How does this work in practice?

So let’s say that your organisation thinks that refurbished IT sounds like a good idea. How would you actually implement it? After all, your usual OEM vendor is unlikely to offer it to you. I think this uncertainty is one of the barriers to adoption, but in practice it’s simple so long as you can find a trusted partner.

Companies like Aliter Networks work with organisations to understand their current infrastructure and their future IT requirements. They then hold the clients hand through the process of identifying which equipment could be kept in use for longer, whether refurbished equipment could be purchased to meet new requirements as well as identifying the instances where new equipment is the best option. This blended approach allows the customer to achieve the best outcomes of cost, performance and reliability. They also then have a trusted partner who can repair equipment on the occasions where something does break.

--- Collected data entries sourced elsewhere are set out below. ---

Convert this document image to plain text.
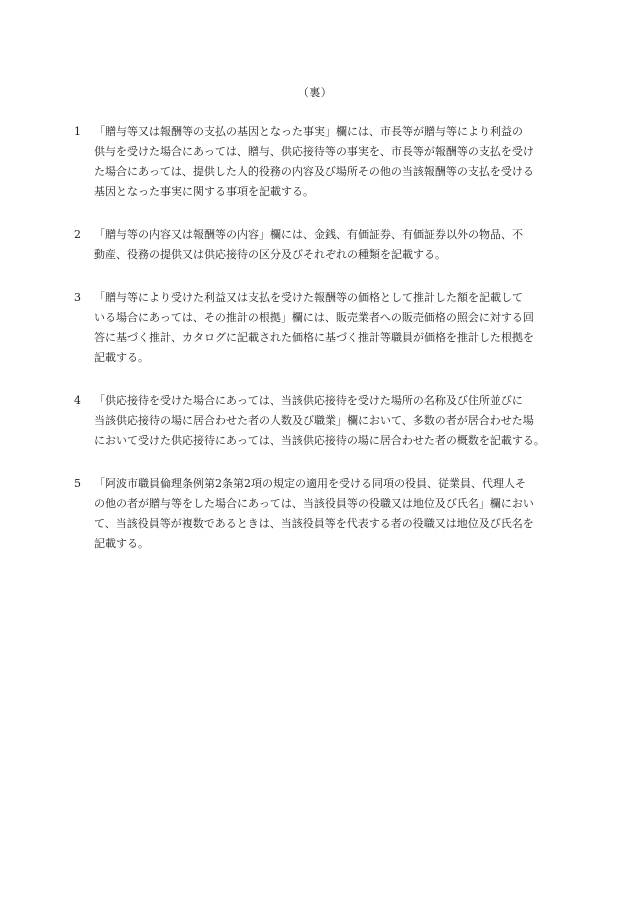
（裏）
1	「贈与等又は報酬等の支払の基因となった事実」欄には、市長等が贈与等により利益の
供与を受けた場合にあっては、贈与、供応接待等の事実を、市長等が報酬等の支払を受け
た場合にあっては、提供した人的役務の内容及び場所その他の当該報酬等の支払を受ける
基因となった事実に関する事項を記載する。
2	「贈与等の内容又は報酬等の内容」欄には、金銭、有価証券、有価証券以外の物品、不
動産、役務の提供又は供応接待の区分及びそれぞれの種類を記載する。
3	「贈与等により受けた利益又は支払を受けた報酬等の価格として推計した額を記載して
いる場合にあっては、その推計の根拠」欄には、販売業者への販売価格の照会に対する回
答に基づく推計、カタログに記載された価格に基づく推計等職員が価格を推計した根拠を
記載する。
4	「供応接待を受けた場合にあっては、当該供応接待を受けた場所の名称及び住所並びに
当該供応接待の場に居合わせた者の人数及び職業」欄において、多数の者が居合わせた場
において受けた供応接待にあっては、当該供応接待の場に居合わせた者の概数を記載する。
5	「阿波市職員倫理条例第2条第2項の規定の適用を受ける同項の役員、従業員、代理人そ
の他の者が贈与等をした場合にあっては、当該役員等の役職又は地位及び氏名」欄におい
て、当該役員等が複数であるときは、当該役員等を代表する者の役職又は地位及び氏名を
記載する。
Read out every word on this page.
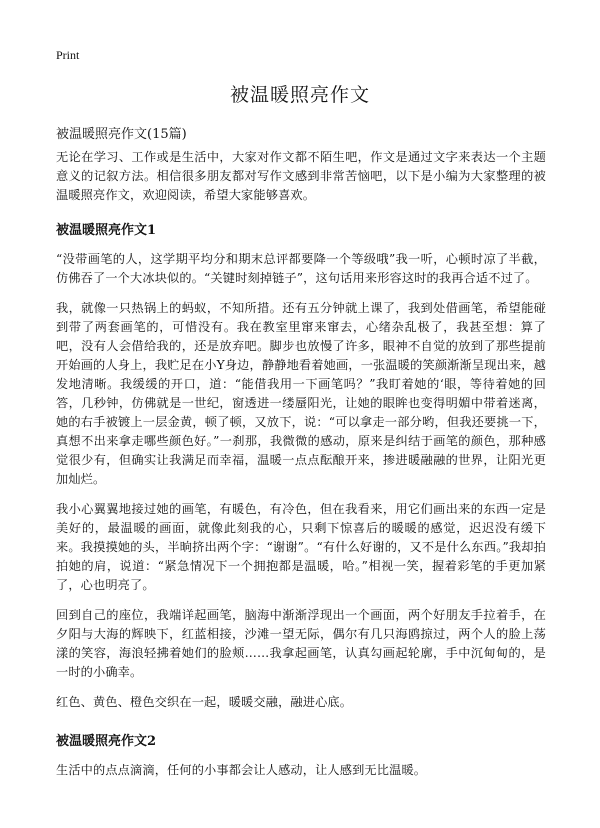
Print
被温暖照亮作文

被温暖照亮作文(15篇)

无论在学习、工作或是生活中，大家对作文都不陌生吧，作文是通过文字来表达一个主题意义的记叙方法。相信很多朋友都对写作文感到非常苦恼吧，以下是小编为大家整理的被温暖照亮作文，欢迎阅读，希望大家能够喜欢。

被温暖照亮作文1

“没带画笔的人，这学期平均分和期末总评都要降一个等级哦”我一听，心顿时凉了半截，仿佛吞了一个大冰块似的。“关键时刻掉链子”，这句话用来形容这时的我再合适不过了。

我，就像一只热锅上的蚂蚁，不知所措。还有五分钟就上课了，我到处借画笔，希望能碰到带了两套画笔的，可惜没有。我在教室里窜来窜去，心绪杂乱极了，我甚至想：算了吧，没有人会借给我的，还是放弃吧。脚步也放慢了许多，眼神不自觉的放到了那些提前开始画的人身上，我贮足在小Y身边，静静地看着她画，一张温暖的笑颜渐渐呈现出来，越发地清晰。我缓缓的开口，道：“能借我用一下画笔吗？”我盯着她的‘眼，等待着她的回答，几秒钟，仿佛就是一世纪，窗透进一缕蜃阳光，让她的眼眸也变得明媚中带着迷离，她的右手被镀上一层金黄，顿了顿，又放下，说：“可以拿走一部分哟，但我还要挑一下，真想不出来拿走哪些颜色好。”一刹那，我微微的感动，原来是纠结于画笔的颜色，那种感觉很少有，但确实让我满足而幸福，温暖一点点酝酿开来，掺进暖融融的世界，让阳光更加灿烂。

我小心翼翼地接过她的画笔，有暖色，有冷色，但在我看来，用它们画出来的东西一定是美好的，最温暖的画面，就像此刻我的心，只剩下惊喜后的暖暖的感觉，迟迟没有缓下来。我摸摸她的头，半晌挤出两个字：“谢谢”。“有什么好谢的，又不是什么东西。”我却拍拍她的肩，说道：“紧急情况下一个拥抱都是温暖，哈。”相视一笑，握着彩笔的手更加紧了，心也明亮了。

回到自己的座位，我端详起画笔，脑海中渐渐浮现出一个画面，两个好朋友手拉着手，在夕阳与大海的辉映下，红蓝相接，沙滩一望无际，偶尔有几只海鸥掠过，两个人的脸上荡漾的笑容，海浪轻拂着她们的脸颊……我拿起画笔，认真勾画起轮廓，手中沉甸甸的，是一时的小确幸。

红色、黄色、橙色交织在一起，暖暖交融，融进心底。

被温暖照亮作文2

生活中的点点滴滴，任何的小事都会让人感动，让人感到无比温暖。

For equipment that is no longer needed, having a refurbishment partner means that you don’t need to throw it all in a skip but have someone who can take it off your hands, refurbish as much as possible and find a new market for it or donate it to a charity that needs IT equipment.

Check out this video from Aliter Networks for a quick view of how refurbishment works.

Going beyond refurbishment

One of the joys of working with Aliter Networks for us has been working with a company that genuinely cares about trying to create a more sustainable world and aligning their business practices with their values. 

Reusing IT products is their core business and they have reused over 150,000 IT products and saved over 310,000 kilos of e-waste since they were founded in 2009.

They’re a Certified B Corp like us and strive to keep learning and delivering more positive impact. They have designed their packaging to be as eco-friendly as possible for shipping equipment to customers, they monitor and offset their carbon emissions, plant trees for each customer as a token to give something back to nature, and support charities with the supply of high quality refurbished IT equipment. 

Towards greener IT

Just like sustainable web design, we need to raise awareness of the issues of electronic waste and normalise the use of refurbished equipment. Here at Wholegrain we have had a procurement policy that specifies the use of refurbished IT equipment where available for many years, so if you’ve worked with us then your website was likely developed on refurbished equipment. 

Although it’s not yet mainstream, it is getting a lot easier. For IT infrastructure such as servers and routers, companies like Aliter Networks partner with you to make it easy and ensure that you are looked after. For personal electronics like smart phones and laptops there are options such as Backmarket, Reboxed (a fellow B Corp) and the refurbished section of the Apple online store.

The benefits are clear. Significantly reduced e-waste, significantly reduced impact from the manufacturing of new equipment, improved reliability and potentially very large cost savings, freeing up money that could be invested in staff, innovation or giving back to society and the environment. What’s not to like?